Is composing for ukulele different than guitar?

Whatever instrument it is, it’s just a mental block. For a while I couldn’t figure out ukulele, then I realized it’s like a smaller guitar and it just clicked for me. I could do my thing on it all of a sudden, instead of feeling like I’m learning a new instrument. That said, it’s way different and has honestly helped my guitar playing because of the tuning of it. It’s very similar to a guitar, but because of its tuning, it rings and resonates in a different way, so it kind of stretches the ear to hearing different harmonies that you wouldn’t necessarily hear that way on guitar because of the string gauges—just having four instead of six.

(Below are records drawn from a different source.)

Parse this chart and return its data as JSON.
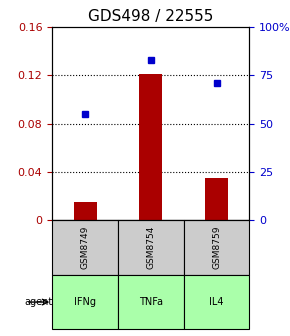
{
  "title": "GDS498 / 22555",
  "samples": [
    "GSM8749",
    "GSM8754",
    "GSM8759"
  ],
  "agents": [
    "IFNg",
    "TNFa",
    "IL4"
  ],
  "log_ratios": [
    0.015,
    0.121,
    0.035
  ],
  "percentile_ranks": [
    55,
    83,
    71
  ],
  "ylim_left": [
    0,
    0.16
  ],
  "ylim_right": [
    0,
    100
  ],
  "yticks_left": [
    0,
    0.04,
    0.08,
    0.12,
    0.16
  ],
  "yticks_right": [
    0,
    25,
    50,
    75,
    100
  ],
  "ytick_labels_left": [
    "0",
    "0.04",
    "0.08",
    "0.12",
    "0.16"
  ],
  "ytick_labels_right": [
    "0",
    "25",
    "50",
    "75",
    "100%"
  ],
  "bar_color": "#aa0000",
  "dot_color": "#0000cc",
  "grid_color": "#000000",
  "sample_box_color": "#cccccc",
  "agent_box_color": "#aaffaa",
  "agent_box_color2": "#88ee88",
  "title_fontsize": 11,
  "tick_fontsize": 8,
  "label_fontsize": 8,
  "legend_fontsize": 7
}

As a guitar teacher, have you seen more students gravitate toward ukulele?

Uke is such a big thing now. I teach a lot of people who wrote a song on their acoustic guitar and want to know how to play that on ukulele or vice versa. It’s very easy to transfer.

Do you listen to a lot of ukulele music?


I listen to Brother Iz and Jake Shimabukuro. Shimabukuro was the first person I watched online and thought, “This guy is really ripping like a guitar player on ukulele.” That’s more the direction I want to go.